The Value of Multifamily Technology Solutions
The central observation in 20 for 20 came from asking the 20 senior executives how they justified spending money on technology-enabled projects. We asked about four types of multifamily technology solutions (leasing, data analytics, resident fintech and connected/smart communities), which made a total of 80 different sets of technology decisions. While the executives provided reasons that justified their projects, not a single project was justified based on a numerical calculation of ROI.
This finding is deeply counterintuitive for most sales and marketing professionals, whose training usually places the central focus on the financial benefits of their solutions. "Lead with the figures" is the common mantra for sales presentations. But the more conversations I have with buyers, the more I learn that that is the wrong focus for persuasive content. Value is something other than the outcome of the arithmetic in a sales ROI spreadsheet.
The fascinating finding of the Forester Paper is that organizations, as they put it, "don't understand how their customers derive value" and that they measure using "flawed proxies" of value.
The Danger of the "Flawed Proxy" of Value
My observation in 20 for 20 was that sellers tend to see ROI as a number: NOI increase, cost reduction, etc. Buyers, on the other hand, see it as a rationale. For example, they might think they want to drive leads to the highest converting channel. But that doesn't entail having a specific number of leads or specific percentage conversion rates they're trying to achieve. Buyers want you to persuade them of how your product helps them improve rather than show them numbers based on your predictions and assumptions.
To restate this observation in the language of Forrester's model, financial lift is a flawed proxy for the value that will ultimately make a buyer opt for your product.
In proposing a better alternative, Forrester describes four different sources of value: Economic, Functional, Experiential, and Symbolic value. The economic value is the one most people seem to understand. Functional value describes the capabilities the product enables that you would not otherwise be able to do, at least not as well. Experiential value is about how using the product makes you and your organization feel, and symbolic value is how well the values and brand of the vendor and customer align.
Becoming a Mind-Reader
When you combine these four sets of drivers, three of which are not primarily economic, you can develop a much richer understanding of how prospects and customers derive value from products like yours. To do it, you have to get inside the head of the person you're trying to sell to and be prepared to take on different and often conflicting perspectives on the real value drivers.

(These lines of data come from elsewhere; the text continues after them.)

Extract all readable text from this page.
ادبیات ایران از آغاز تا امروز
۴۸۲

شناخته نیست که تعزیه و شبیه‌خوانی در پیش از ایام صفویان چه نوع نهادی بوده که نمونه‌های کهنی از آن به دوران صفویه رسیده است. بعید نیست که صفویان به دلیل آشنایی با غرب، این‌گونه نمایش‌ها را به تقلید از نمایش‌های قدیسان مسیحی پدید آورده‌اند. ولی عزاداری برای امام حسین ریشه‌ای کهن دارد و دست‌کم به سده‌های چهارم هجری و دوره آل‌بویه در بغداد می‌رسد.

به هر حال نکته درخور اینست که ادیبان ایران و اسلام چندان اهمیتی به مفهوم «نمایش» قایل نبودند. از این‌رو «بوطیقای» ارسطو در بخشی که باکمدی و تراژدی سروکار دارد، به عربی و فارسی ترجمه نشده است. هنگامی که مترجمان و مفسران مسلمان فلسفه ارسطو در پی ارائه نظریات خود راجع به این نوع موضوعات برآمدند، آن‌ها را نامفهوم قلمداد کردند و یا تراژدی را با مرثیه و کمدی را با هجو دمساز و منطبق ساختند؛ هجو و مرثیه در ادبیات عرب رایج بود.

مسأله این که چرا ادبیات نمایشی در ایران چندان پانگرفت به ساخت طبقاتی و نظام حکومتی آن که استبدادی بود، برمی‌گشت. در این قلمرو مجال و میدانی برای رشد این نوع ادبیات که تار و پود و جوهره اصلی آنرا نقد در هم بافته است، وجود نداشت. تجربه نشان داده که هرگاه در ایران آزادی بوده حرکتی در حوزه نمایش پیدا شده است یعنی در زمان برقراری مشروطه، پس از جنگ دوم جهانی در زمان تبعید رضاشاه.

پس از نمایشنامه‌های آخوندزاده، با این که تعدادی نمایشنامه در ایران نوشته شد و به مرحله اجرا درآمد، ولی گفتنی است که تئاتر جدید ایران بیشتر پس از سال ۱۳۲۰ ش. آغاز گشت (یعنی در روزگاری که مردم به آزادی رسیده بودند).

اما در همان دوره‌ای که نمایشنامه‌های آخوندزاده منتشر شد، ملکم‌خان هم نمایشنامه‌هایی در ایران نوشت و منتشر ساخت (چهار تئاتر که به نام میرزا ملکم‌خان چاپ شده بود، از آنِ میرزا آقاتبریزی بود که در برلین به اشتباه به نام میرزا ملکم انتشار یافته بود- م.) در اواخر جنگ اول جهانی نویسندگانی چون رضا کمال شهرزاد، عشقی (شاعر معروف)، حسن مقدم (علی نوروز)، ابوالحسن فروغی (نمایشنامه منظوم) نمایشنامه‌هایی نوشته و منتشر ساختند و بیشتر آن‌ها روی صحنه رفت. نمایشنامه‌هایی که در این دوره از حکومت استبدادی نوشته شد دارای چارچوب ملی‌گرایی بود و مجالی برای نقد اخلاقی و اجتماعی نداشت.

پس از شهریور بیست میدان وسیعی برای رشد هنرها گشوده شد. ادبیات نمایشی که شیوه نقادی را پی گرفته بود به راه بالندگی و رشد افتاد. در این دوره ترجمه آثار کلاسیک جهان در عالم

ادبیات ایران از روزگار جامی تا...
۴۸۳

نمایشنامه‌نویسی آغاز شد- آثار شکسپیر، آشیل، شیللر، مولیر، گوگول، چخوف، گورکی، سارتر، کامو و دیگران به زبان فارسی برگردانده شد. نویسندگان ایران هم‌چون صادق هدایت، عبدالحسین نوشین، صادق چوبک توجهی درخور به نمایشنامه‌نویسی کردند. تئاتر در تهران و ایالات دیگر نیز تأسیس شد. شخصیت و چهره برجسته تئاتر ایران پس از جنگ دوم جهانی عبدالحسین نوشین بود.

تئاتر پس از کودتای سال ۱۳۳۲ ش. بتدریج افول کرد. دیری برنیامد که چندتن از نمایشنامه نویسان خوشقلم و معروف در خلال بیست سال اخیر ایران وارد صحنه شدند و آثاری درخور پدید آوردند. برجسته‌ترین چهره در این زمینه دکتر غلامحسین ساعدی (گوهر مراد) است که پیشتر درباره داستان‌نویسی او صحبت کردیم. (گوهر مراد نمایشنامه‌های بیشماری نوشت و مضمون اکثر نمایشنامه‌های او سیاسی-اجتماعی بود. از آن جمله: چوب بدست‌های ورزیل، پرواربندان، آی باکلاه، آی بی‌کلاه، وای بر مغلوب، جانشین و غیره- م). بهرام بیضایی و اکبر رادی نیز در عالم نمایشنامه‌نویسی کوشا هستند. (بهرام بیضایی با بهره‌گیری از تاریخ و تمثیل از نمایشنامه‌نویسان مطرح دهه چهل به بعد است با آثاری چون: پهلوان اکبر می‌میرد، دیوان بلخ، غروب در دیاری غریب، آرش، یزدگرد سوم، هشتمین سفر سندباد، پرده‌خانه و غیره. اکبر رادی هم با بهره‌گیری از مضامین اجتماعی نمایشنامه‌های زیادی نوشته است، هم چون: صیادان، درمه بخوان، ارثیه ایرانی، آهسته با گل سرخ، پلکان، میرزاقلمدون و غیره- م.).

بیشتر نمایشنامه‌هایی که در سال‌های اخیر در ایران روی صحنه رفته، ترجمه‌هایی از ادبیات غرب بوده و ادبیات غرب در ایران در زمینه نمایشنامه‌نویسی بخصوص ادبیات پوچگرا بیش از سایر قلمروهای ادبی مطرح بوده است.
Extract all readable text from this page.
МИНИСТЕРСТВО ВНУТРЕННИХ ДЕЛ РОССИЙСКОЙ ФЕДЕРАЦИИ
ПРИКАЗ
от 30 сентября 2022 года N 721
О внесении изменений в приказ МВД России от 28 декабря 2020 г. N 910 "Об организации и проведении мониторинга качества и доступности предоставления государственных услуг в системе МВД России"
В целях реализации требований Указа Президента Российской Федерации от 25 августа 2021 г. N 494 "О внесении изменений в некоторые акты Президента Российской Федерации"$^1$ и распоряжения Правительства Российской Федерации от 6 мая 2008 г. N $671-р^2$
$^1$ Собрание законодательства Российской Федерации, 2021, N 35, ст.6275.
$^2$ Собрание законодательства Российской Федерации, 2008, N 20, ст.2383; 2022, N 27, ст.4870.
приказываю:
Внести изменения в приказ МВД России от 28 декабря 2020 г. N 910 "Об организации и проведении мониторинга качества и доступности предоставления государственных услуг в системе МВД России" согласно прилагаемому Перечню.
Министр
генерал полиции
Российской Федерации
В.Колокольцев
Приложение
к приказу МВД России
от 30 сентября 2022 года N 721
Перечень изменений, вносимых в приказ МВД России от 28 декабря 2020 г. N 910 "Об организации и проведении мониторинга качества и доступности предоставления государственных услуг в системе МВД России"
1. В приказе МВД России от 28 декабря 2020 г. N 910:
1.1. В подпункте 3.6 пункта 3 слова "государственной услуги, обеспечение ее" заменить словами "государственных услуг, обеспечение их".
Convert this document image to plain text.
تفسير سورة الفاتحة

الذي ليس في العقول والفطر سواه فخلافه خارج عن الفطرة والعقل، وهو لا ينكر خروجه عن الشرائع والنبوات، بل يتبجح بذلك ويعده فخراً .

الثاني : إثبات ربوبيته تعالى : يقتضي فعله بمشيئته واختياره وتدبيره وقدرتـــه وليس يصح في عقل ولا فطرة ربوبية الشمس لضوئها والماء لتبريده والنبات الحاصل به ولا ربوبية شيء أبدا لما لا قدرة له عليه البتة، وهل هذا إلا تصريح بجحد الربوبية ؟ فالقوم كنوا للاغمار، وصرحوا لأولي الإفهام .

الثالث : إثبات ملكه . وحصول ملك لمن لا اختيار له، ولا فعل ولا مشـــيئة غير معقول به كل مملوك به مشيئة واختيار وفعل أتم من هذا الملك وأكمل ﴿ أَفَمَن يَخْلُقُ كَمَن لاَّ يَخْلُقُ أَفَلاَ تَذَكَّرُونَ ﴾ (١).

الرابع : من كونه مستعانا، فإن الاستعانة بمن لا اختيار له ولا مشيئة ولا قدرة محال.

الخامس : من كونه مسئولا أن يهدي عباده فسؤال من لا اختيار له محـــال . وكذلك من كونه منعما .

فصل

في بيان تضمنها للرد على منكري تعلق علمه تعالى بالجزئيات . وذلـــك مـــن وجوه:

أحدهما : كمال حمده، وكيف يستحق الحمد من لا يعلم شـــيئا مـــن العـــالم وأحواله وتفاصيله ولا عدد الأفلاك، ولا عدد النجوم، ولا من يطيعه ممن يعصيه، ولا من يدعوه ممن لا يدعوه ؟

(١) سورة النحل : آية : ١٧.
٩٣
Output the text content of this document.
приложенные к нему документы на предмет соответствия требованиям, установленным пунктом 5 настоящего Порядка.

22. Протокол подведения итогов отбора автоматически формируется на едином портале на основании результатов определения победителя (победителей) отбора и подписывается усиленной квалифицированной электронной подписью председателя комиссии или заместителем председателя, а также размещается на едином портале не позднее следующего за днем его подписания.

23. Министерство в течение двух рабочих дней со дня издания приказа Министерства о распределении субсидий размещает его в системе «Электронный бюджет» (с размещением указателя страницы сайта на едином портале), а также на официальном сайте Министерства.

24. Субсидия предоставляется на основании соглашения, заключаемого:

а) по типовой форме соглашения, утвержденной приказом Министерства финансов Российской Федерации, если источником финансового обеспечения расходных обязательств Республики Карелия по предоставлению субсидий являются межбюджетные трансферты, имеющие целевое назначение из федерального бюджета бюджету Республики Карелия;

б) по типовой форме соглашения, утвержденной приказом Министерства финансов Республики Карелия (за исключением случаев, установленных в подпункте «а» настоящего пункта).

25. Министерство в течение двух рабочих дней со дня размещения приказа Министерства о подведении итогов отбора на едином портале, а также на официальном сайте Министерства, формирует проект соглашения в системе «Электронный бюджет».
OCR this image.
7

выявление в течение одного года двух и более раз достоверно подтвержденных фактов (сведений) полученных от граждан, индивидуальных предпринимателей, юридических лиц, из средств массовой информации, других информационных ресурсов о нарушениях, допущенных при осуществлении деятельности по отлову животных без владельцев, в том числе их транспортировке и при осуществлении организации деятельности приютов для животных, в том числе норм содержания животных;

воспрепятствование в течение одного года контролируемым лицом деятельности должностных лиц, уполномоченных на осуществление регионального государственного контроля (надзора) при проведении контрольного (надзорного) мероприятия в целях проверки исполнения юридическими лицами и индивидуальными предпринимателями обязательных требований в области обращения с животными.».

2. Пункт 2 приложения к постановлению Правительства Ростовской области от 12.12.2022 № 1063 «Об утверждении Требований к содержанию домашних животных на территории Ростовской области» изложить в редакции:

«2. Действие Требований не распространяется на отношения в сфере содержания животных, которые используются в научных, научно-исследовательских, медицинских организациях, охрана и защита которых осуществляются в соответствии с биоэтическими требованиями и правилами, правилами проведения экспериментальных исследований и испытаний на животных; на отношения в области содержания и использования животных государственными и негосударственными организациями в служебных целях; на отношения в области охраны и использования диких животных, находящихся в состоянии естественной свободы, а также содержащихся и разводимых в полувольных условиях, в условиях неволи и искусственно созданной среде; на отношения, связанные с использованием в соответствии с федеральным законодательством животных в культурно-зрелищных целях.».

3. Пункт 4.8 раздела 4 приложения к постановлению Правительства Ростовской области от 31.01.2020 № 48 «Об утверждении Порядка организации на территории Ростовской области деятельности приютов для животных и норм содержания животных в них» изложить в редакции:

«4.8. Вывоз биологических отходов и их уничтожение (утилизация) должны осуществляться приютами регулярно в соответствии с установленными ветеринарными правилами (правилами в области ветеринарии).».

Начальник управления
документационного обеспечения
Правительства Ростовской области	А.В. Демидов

The more thoroughly you understand what is truly driving the decision to buy your product rather than somebody else's, the better you can tailor your content to your audience. And—crucially—the less dependent you become on the spreadsheets and the simplistic numerical ROI statements, which are usually not as persuasive as we may think.
Forrester proposes a highly structured process for identifying value drivers and measurement, and it reminds me of the concluding advice I drew from the 20 for 20 research. When trying to persuade a potential buyer, remember they have their own a priori ideas about what makes their business improve.
Those ideas will frequently differ from yours and even more frequently have nothing to do with the ROI estimate you prepared. It's the job of sales and marketing to understand those ideas and engage with them because that provides the foundation for a persuasive conversation.